If you decide you want to move before the end of your lease you may be responsible for rent payments even if you aren’t living in the unit. If you need to leave the unit for medical reasons, you will need to provide medical documentation of the need to leave. Maryland law will limit the number of months of rent you owe to two months.
Can I have other people live with me?
If you include other people in your application to the property, they are usually able to live with you. If you are renting a place with a rent subsidy that is based on your household income, you need to make sure that the income of all people who will live in the unit does not go above the maximum income for the rent subsidy program. Remember that a live-in caregiver’s income is not counted toward total household income.
If you want to add someone to your household after you have signed the lease it is more difficult. Some landlords will only allow people to be added to the household when a new lease is signed. It’s good to ask this question before you sign the lease. Remember, the income of anyone added to your household will be counted toward total household income.
Can I have overnight guests whenever I want to?
Some landlords restrict the number of nights a guest can spend in your unit. This can be due to the rent subsidy program or the conditions the landlord agreed to when financing the development of the property. Other times, the landlord will not specify the number of overnights per guest. This information should be included in the lease or community rules. It’s a good idea to ask this quest before deciding to rent the unit.
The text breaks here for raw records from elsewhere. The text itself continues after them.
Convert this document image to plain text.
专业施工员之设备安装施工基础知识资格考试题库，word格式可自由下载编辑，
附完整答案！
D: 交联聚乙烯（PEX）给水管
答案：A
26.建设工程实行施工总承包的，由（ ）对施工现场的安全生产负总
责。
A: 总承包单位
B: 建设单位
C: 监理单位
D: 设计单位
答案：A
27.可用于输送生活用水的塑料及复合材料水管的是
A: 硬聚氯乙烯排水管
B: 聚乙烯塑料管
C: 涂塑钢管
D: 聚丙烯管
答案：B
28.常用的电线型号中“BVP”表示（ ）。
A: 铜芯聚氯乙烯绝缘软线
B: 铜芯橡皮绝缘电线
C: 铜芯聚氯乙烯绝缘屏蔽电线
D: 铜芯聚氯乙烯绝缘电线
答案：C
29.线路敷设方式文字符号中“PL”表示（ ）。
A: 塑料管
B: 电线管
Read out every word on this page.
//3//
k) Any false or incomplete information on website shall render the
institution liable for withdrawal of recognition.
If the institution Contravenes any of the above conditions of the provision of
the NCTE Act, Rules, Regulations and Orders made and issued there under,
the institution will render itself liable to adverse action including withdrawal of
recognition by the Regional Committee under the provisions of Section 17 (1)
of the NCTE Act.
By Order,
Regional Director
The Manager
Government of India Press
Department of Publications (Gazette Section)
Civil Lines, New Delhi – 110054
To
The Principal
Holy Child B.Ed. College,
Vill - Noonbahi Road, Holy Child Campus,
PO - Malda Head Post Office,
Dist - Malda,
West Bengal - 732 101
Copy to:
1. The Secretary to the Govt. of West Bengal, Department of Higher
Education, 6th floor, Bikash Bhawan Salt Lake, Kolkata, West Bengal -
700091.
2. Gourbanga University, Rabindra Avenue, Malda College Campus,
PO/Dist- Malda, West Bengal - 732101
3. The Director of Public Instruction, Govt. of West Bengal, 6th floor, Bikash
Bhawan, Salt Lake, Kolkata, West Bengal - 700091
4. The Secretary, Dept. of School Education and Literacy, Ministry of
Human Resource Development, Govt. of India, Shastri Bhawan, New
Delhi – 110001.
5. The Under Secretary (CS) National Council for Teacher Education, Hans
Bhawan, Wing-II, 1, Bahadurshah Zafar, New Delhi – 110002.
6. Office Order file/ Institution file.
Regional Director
Will I be allowed to have a pet?
The pet policy is stated in the lease or community rules. Sometimes when pets are allowed, the landlord will charge an extra deposit and additional monthly rent. In addition, the landlord may restrict the size, number and breed of pets you can have.
Will I be allowed to smoke?
The smoking rules will be stated in the lease or community rules. If the property has a no smoking policy, you will need to go completely off the property to smoke. If you or your guests smoke in the unit or on the property, it can result in eviction.